Friday, November 25, 2011

Possum Poses

I'm still thinking about that house. I'll get over it. Another great house will come along, probably within the next FIVE YEARS. Or so. I'm fussy.

Possum has been trying to cheer me up, although he admits he'd like to live in a real house, where he could chase Wendy up and down stairs, have his own room, hunt "things" in the basement, and nap under the grape arbor on warm afternoons. (Yes, it had a very handsome grape arbor, too....) 

The weekend after we saw the house, we went to our first Fenway Studios open house. Now that I think about it, we were looking for ways to console ourselves. We met an artist I've long admired, Sam Vokey. We bought two wonderful paintings of Boston landscapes from the "reject piles"on his studio floor, which I rooted through without asking permission. He wasn't really selling them, but he gave us a great price. Mr. Vokey is very nice.

My husband chatted with him as I went through the paintings stacked near his kitchen. Among other things, he asked if Mr. Vokey had any interest in painting an ancient landscape. Both of them got very excited about that idea.

I asked Mr. Vokey if he ever painted cats. He became even more animated. "I love cats! I learned to paint from cats!" he exclaimed. At least that's what I thought I heard. Then he said, "It's how artists have always learned their craft." By then, every visitor in his studio was talking at once: "SHE said CATS but YOU heard CASTS!"

But wouldn't it be amazing if Mr. Vokey had learned to paint from cats?

I mean, I believed what I thought he was telling me. Because people kept giving me copies of that silly book back in the day, with the artist-cat on the cover that looks like Snalbert.

Anyway, I've been thinking about having Possum's portrait painted since I saw those cat paintings at a Skinner auction preview. I'd like to have all the cats painted, but Wendy would only hide, Snicky isn't looking well these days (although she's stumping around and hanging in there), and Bertie is all one color and always looks grumpy — hard to paint, I bet.

I showed Mr. Vokey a photo of Possum on my phone and he admired him. He emailed me later that week that he thought he might be able to capture Possum's "inner and outer beauty," as he put it. Of course, we could maybe afford only a tiny little portrait. A miniature, perhaps, someday. But it's fun to dream. Mr. Vokey said he'd have to paint Possum from life because a cat's fur is so soft, and it's impossible to paint that softness and the effects of light any other way. Indeed, Possum's fur is exceptionally soft.
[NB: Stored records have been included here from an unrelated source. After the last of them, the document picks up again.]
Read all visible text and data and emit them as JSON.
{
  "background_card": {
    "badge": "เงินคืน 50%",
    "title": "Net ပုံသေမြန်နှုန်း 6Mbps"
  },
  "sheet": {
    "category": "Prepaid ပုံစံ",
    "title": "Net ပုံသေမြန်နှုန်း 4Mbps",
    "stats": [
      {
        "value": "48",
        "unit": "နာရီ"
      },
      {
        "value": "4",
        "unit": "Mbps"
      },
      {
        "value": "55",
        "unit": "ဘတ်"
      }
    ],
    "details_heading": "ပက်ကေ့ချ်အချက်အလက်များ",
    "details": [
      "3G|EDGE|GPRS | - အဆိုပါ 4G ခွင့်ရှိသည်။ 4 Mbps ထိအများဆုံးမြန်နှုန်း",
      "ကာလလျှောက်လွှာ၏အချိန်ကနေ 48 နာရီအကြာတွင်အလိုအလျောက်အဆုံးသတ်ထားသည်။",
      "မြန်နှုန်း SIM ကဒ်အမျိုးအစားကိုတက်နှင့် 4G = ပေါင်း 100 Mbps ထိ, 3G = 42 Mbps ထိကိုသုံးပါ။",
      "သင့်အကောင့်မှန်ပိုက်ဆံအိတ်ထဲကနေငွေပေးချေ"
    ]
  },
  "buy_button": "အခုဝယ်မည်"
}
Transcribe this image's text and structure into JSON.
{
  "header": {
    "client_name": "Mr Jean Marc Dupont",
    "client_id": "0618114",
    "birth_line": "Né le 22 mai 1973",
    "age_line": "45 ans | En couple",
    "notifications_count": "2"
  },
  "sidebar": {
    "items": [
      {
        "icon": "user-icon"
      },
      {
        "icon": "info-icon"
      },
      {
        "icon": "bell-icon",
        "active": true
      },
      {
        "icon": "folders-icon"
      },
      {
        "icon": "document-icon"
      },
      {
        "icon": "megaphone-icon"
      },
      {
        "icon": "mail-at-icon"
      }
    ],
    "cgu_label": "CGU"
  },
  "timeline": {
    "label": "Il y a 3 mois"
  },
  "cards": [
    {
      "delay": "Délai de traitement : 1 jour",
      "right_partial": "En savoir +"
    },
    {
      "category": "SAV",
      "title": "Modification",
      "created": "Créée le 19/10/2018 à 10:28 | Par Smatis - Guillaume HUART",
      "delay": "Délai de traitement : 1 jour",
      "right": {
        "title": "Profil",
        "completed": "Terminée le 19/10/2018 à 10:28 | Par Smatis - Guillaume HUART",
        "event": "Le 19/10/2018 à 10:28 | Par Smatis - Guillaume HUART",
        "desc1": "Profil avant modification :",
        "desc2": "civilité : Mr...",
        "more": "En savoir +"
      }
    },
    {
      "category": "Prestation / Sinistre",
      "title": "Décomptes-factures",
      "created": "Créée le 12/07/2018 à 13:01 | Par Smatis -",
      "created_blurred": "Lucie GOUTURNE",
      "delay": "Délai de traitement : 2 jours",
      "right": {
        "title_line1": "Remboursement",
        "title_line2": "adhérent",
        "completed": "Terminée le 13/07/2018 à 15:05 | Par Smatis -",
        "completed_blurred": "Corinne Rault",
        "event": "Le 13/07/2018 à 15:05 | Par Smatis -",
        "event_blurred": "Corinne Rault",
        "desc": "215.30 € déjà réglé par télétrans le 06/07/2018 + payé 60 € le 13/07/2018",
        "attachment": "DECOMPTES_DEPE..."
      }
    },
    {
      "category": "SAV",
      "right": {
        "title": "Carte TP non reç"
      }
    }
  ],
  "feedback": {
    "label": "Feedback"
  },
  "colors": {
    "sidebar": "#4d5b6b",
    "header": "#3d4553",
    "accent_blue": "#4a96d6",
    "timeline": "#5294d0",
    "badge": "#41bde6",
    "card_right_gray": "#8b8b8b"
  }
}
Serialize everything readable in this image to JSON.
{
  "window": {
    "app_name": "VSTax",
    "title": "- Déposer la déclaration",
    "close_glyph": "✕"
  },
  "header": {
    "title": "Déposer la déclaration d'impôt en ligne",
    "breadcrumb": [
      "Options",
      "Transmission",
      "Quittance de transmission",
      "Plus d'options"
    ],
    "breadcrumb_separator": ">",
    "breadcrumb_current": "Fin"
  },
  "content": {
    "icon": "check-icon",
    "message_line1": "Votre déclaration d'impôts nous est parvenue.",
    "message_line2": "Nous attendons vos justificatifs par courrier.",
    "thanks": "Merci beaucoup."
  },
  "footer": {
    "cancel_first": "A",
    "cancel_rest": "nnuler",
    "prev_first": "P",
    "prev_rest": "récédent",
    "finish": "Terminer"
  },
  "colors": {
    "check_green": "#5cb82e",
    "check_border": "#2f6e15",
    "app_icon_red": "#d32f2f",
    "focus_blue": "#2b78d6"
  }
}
When I told Possum all this, he was pleased. But he confessed that he'd always imagined himself being painted by Gainsborough or Reynolds in the Grand Manner.

"Are you sure that's regal enough for you?" I asked.

He gave me a hard look and said that he's been working on developing more modern tastes, if only to please me. Therefore, he'd be happy to be painted by Ingres, Sargent, or Boldini. Rocketing along right into the Edwardian era... good boy, Poss.

But Boldini? Please. He and I don't spend a lot of time discussing Boldini, but I had shown Possum this article a while ago, which captured his imagination. And mine.

"But Possum," I said. "Gainsborough, Reynolds, Ingres, Boldini, and Sargent have been dead for ages. Even Andy Warhol is dead. Sam Vokey is alive."

Being only 2, Possum has trouble understanding things like the average human lifespan, and who's still here and who isn't. He agreed that a living artist would do a better job than a dead one.

Since then, he's been disporting himself in various nutty poses, trying them out for when the time comes. He does charm me, and distract me from thinking about that house.

He says he'll have to nap to hold still for his portrait.